Quand Gilles entra dans la maison,
Sa toute nouvelle acquisition,
Il eut une impression bizarre…
Il explora de son regard
Chaque recoin, chaque placard:
Un animal, sans crier gare
En aurait-il pris possession?
Il parcourut de large en long
La cuisine, le petit salon,
Aucune bête à l’horizon!
Pourtant subsistait la sensation
D’être épié, sous surveillance,
Quoi qu’il fasse une présence
Affirmait son existence…
Gilles chercha dans tous les coins
D’être vivant, il n’en vit point,
Même pas une grosse araignée
Rien non plus, dans la cheminée.
Pourtant de vagues craquements,
Des sensations de frôlement,
Perturbaient sa sérénité…
Gilles n’était pas tombé
Du ciel, par la dernière ondée.
Il était beaucoup trop sensé
Pour se laisser impressionner
Par toutes les fariboles
De revenants, d’éons qui volent…
Ah!

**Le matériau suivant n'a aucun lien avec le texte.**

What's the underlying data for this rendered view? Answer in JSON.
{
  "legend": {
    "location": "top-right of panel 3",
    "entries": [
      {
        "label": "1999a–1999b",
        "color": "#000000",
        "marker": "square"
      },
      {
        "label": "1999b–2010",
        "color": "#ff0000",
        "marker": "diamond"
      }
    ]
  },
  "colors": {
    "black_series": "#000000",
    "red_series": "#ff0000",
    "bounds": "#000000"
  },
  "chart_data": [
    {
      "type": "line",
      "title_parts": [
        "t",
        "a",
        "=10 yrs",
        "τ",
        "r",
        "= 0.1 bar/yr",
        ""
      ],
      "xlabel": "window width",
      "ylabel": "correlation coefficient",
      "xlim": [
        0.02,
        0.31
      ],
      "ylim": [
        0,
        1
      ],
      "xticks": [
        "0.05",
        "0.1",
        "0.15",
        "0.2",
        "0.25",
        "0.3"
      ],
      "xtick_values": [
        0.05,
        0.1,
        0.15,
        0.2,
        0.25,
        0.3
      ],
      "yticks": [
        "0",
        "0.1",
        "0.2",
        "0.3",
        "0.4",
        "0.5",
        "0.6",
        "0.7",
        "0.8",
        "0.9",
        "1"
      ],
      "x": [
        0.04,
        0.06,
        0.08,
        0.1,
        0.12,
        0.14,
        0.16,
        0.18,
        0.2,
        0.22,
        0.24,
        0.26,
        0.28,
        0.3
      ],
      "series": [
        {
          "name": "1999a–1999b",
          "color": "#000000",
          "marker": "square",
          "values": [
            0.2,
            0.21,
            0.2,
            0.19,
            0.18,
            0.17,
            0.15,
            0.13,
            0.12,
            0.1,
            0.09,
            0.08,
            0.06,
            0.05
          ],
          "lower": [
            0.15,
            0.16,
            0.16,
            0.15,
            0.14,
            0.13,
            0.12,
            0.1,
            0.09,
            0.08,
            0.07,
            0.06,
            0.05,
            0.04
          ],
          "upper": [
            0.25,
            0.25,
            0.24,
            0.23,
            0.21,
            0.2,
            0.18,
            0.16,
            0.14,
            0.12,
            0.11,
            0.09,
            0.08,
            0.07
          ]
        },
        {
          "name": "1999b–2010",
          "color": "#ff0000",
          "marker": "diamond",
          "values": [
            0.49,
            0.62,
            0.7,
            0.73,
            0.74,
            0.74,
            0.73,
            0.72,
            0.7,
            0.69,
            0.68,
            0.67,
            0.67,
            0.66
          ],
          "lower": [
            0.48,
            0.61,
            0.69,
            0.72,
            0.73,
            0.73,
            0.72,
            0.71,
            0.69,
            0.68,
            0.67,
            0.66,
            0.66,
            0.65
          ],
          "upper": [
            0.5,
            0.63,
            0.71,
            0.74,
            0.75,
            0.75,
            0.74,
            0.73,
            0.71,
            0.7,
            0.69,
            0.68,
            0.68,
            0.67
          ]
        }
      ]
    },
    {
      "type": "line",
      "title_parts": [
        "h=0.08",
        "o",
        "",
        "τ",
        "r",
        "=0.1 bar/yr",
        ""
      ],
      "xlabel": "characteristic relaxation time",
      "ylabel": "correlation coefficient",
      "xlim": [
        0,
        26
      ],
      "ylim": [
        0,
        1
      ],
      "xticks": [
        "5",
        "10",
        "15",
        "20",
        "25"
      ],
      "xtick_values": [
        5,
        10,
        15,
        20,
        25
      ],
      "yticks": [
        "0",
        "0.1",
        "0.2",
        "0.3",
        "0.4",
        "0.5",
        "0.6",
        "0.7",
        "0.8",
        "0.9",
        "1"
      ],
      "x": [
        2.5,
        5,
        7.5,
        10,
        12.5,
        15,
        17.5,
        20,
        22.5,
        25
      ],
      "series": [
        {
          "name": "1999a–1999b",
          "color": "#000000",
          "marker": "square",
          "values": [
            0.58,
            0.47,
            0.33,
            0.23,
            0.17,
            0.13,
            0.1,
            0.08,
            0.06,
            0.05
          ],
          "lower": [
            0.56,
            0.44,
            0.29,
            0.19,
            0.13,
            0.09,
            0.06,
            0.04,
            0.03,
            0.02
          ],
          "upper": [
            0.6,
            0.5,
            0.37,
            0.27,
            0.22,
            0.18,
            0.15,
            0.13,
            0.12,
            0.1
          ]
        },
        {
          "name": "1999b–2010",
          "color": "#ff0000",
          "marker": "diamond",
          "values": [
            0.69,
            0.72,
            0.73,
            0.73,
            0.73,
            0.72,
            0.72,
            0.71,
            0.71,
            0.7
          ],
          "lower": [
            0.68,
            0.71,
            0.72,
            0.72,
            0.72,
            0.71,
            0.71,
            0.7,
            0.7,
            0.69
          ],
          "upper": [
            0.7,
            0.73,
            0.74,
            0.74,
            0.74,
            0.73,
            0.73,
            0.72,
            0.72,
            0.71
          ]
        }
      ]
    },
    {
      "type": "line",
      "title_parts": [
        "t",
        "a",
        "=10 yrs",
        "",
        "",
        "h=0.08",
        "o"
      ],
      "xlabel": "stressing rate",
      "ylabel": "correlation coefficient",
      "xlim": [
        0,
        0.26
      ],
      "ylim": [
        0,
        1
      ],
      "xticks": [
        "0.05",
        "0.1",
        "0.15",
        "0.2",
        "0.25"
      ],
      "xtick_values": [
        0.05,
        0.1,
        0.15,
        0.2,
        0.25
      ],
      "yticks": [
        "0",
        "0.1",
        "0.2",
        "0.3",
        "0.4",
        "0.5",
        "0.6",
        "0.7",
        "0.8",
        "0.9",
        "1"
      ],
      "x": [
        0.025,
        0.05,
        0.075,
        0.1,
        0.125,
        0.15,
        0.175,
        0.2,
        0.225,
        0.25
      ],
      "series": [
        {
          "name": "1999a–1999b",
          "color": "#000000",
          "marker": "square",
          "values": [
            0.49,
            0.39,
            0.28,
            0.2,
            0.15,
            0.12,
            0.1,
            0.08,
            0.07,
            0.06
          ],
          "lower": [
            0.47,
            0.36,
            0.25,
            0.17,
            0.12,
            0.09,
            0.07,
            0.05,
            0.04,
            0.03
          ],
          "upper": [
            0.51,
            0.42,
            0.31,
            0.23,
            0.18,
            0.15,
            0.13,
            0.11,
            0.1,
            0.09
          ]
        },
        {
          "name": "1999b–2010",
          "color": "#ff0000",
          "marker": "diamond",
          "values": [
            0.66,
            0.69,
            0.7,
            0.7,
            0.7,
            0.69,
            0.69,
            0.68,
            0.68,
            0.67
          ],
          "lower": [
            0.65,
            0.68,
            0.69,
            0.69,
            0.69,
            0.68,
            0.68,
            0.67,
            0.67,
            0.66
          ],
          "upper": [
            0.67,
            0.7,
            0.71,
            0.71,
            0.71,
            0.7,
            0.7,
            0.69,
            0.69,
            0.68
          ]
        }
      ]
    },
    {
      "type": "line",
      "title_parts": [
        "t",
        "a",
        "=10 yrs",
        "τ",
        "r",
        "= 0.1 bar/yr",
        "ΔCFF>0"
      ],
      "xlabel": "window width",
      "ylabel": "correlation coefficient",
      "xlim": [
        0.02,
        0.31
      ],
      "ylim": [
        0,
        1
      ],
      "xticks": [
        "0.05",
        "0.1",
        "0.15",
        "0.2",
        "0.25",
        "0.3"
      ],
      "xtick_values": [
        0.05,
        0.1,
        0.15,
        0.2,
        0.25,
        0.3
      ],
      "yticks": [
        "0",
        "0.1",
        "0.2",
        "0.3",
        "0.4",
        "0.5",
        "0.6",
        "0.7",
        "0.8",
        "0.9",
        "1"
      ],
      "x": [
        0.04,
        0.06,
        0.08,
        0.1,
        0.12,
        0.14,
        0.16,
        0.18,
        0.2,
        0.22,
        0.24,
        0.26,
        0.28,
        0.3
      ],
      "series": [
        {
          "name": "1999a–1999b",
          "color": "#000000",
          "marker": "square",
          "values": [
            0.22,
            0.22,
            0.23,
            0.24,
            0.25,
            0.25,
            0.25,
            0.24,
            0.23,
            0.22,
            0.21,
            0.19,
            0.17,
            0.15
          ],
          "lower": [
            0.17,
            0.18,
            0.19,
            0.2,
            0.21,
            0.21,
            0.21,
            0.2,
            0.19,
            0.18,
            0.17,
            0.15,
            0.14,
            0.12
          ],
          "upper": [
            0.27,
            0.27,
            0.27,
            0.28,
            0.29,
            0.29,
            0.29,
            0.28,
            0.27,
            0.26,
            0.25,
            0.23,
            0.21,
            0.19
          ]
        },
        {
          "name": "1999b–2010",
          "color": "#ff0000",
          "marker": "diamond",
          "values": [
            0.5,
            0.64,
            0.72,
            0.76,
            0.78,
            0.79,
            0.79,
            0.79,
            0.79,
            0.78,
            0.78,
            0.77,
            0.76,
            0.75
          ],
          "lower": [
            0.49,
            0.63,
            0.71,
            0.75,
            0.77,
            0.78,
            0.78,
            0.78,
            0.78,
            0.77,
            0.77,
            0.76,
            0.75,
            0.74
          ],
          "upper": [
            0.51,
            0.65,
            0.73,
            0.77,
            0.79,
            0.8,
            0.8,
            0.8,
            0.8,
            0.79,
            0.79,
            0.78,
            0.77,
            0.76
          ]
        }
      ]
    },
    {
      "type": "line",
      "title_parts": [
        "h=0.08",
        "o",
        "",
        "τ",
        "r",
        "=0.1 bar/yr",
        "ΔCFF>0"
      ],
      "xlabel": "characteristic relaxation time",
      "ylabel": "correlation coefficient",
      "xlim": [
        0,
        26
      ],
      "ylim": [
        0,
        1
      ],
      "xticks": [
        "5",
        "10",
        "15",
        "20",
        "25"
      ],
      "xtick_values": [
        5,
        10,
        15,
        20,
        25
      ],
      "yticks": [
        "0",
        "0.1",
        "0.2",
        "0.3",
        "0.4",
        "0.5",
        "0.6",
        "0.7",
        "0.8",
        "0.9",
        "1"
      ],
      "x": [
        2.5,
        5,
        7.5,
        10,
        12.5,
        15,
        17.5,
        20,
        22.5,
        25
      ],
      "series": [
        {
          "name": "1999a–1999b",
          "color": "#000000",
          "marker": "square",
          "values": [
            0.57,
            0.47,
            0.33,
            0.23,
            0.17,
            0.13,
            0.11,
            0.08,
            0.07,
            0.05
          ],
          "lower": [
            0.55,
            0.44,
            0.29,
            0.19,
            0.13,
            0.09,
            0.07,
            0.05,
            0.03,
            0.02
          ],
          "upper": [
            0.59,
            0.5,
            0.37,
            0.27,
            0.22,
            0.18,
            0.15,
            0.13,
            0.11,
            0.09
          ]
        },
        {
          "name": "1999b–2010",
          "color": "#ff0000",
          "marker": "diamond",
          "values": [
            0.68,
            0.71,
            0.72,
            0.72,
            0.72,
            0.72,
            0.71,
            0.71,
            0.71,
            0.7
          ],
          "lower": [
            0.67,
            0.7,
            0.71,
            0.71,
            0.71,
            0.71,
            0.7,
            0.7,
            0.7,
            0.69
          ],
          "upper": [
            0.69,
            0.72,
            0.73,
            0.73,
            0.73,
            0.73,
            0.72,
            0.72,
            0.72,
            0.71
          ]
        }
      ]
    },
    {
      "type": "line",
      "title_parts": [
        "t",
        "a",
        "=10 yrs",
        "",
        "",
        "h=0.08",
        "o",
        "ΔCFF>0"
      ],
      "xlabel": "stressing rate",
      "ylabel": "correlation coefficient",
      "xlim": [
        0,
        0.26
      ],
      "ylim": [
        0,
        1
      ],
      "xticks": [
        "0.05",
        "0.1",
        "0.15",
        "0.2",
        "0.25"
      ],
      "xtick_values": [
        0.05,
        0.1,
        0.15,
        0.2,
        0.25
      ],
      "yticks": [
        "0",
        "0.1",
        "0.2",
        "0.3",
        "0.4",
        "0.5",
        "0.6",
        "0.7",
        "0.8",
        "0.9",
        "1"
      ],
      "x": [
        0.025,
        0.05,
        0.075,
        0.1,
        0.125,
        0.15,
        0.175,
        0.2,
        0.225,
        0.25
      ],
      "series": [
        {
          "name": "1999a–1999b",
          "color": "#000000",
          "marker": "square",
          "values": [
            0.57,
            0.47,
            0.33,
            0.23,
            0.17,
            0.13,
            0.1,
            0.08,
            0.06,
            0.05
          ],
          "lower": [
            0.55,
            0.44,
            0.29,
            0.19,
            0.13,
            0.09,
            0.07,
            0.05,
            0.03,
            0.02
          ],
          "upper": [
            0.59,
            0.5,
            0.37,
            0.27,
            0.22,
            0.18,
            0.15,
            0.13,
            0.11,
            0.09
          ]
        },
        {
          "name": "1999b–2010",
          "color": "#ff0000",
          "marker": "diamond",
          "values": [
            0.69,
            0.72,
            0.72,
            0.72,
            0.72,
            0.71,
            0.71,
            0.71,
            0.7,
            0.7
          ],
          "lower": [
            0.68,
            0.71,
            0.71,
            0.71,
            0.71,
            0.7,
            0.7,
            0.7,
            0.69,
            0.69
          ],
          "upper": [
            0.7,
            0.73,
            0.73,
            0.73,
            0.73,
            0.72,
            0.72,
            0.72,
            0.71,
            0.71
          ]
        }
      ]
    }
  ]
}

Voyons, pourtant, cette lueur
Sous l’escalier, cette vapeur
Imperceptible, impalpable
Ce n’était sûrement pas le diable…
Il y avait explication
Une source, une raison!
Il s’avança sans hésiter
Les spectres n’allaient pas le manger!
Il se glissa dans le réduit
Avec une lampe frontale
C’est là qu’il découvrit un puits
Où il tomba, chute fatale!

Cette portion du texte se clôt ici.